Children don’t need to be molded — they need to be unfolded. They don’t need to be taught what to think, they need the freedom to think. They don’t need to be standardized; they need to be cherished in their uniqueness.
When a child grows up surrounded by love, family, and a community of caring people, something extraordinary happens. Learning flows naturally — through projects, play, passions, and peers. They learn not because they are forced to, but because life itself is fascinating. They learn responsibility by being included in real life. They learn compassion by being treated with compassion. They learn creativity not by filling out worksheets, but by living in a world that values their ideas and imagination.
And this isn’t just about childhood joy — it’s about preparing them for the future.
We live in times of enormous change. Artificial Intelligence and automation are already replacing traditional jobs. The skills that once mattered most in the school system — memorization, repetition, standardized answers — are now the very skills machines can do better than humans.
The future belongs to those who can do what machines cannot:
- to imagine,
- to empathize,
- to create,
- to collaborate,
- to question,
- to dream.
And those are the very qualities that schools suppress but that natural, free, family-centered learning nurtures.
Your child doesn’t need to be trained for a shrinking job market. They need to be empowered for life — for creating, innovating, building communities, solving problems, loving deeply, and living fully.
And here is something else that is often overlooked: when children grow up whole and unbroken, they don’t just bring joy to their own lives, but to the entire world. A child who learns in freedom becomes an adult who lives in freedom. A child who grows in love brings more love into humanity. A child who is trusted becomes trustworthy.
Dear parent, I know this is not the path most people take. I know it feels safer to do what everyone else does, to send your child to school and hope it will all turn out fine. But the truth is: we cannot outsource childhood. We cannot outsource love. We cannot outsource the one thing our children need most — our presence.

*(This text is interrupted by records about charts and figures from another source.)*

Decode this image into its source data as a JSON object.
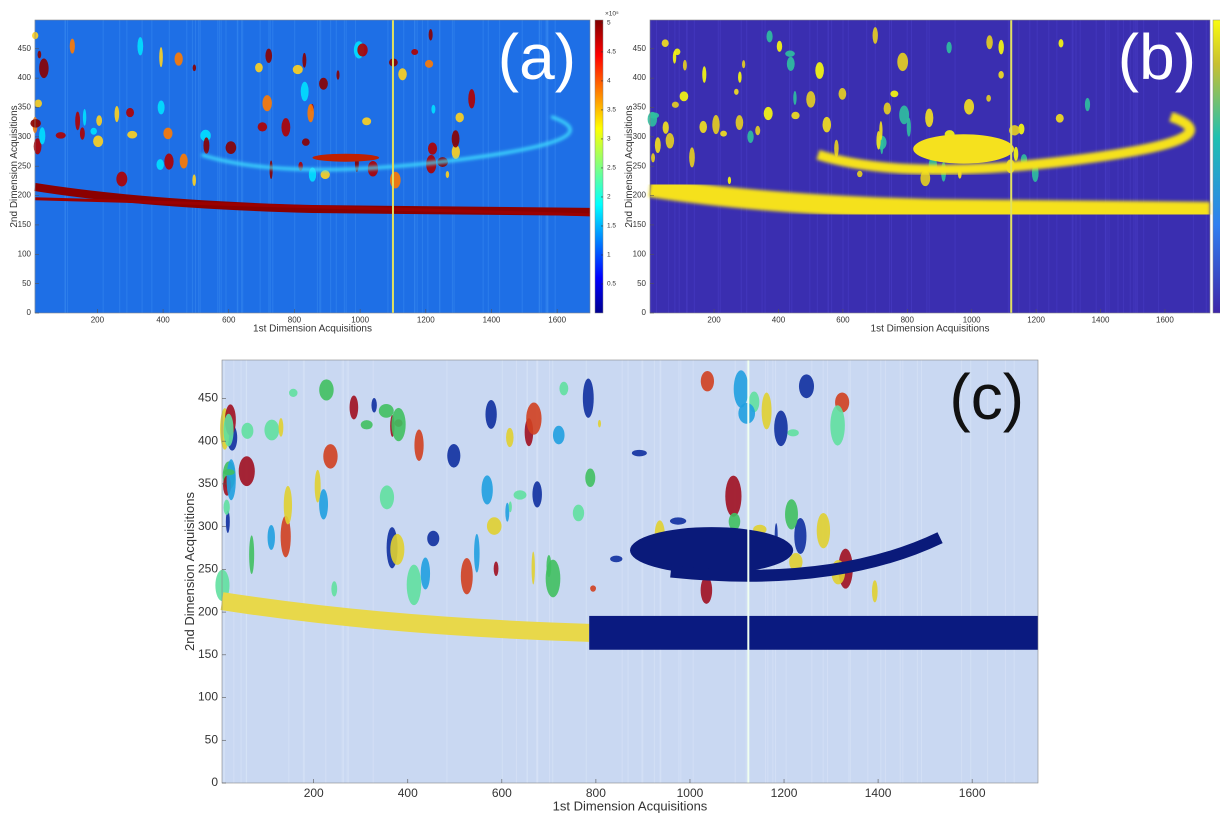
{
  "chart_data": [
    {
      "type": "heatmap",
      "label": "(a)",
      "xlabel": "1st Dimension Acquisitions",
      "ylabel": "2nd Dimension Acquisitions",
      "xlim": [
        10,
        1700
      ],
      "ylim": [
        0,
        499
      ],
      "xticks": [
        200,
        400,
        600,
        800,
        1000,
        1200,
        1400,
        1600
      ],
      "yticks": [
        0,
        50,
        100,
        150,
        200,
        250,
        300,
        350,
        400,
        450
      ],
      "colorbar": {
        "lim": [
          0,
          5.05
        ],
        "ticks": [
          0.5,
          1,
          1.5,
          2,
          2.5,
          3,
          3.5,
          4,
          4.5,
          5
        ],
        "exponent_label": "×10⁵"
      }
    },
    {
      "type": "heatmap",
      "label": "(b)",
      "xlabel": "1st Dimension Acquisitions",
      "ylabel": "2nd Dimension Acquisitions",
      "xlim": [
        1,
        1740
      ],
      "ylim": [
        0,
        499
      ],
      "xticks": [
        200,
        400,
        600,
        800,
        1000,
        1200,
        1400,
        1600
      ],
      "yticks": [
        0,
        50,
        100,
        150,
        200,
        250,
        300,
        350,
        400,
        450
      ]
    },
    {
      "type": "heatmap",
      "label": "(c)",
      "xlabel": "1st Dimension Acquisitions",
      "ylabel": "2nd Dimension Acquisitions",
      "xlim": [
        5,
        1740
      ],
      "ylim": [
        0,
        495
      ],
      "xticks": [
        200,
        400,
        600,
        800,
        1000,
        1200,
        1400,
        1600
      ],
      "yticks": [
        0,
        50,
        100,
        150,
        200,
        250,
        300,
        350,
        400,
        450
      ]
    }
  ]
}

Your child’s time is precious. Their wonder, their laughter, their ideas, their hugs — these years are fleeting, and they will not return. Do not let a system that was never designed for human flourishing steal them away.
You are enough. Your family is enough. Your love is enough. And in choosing to honor childhood, you are not only giving your child the best chance in life — you are also giving the world a gift it so desperately needs: a whole, joyful, capable human being.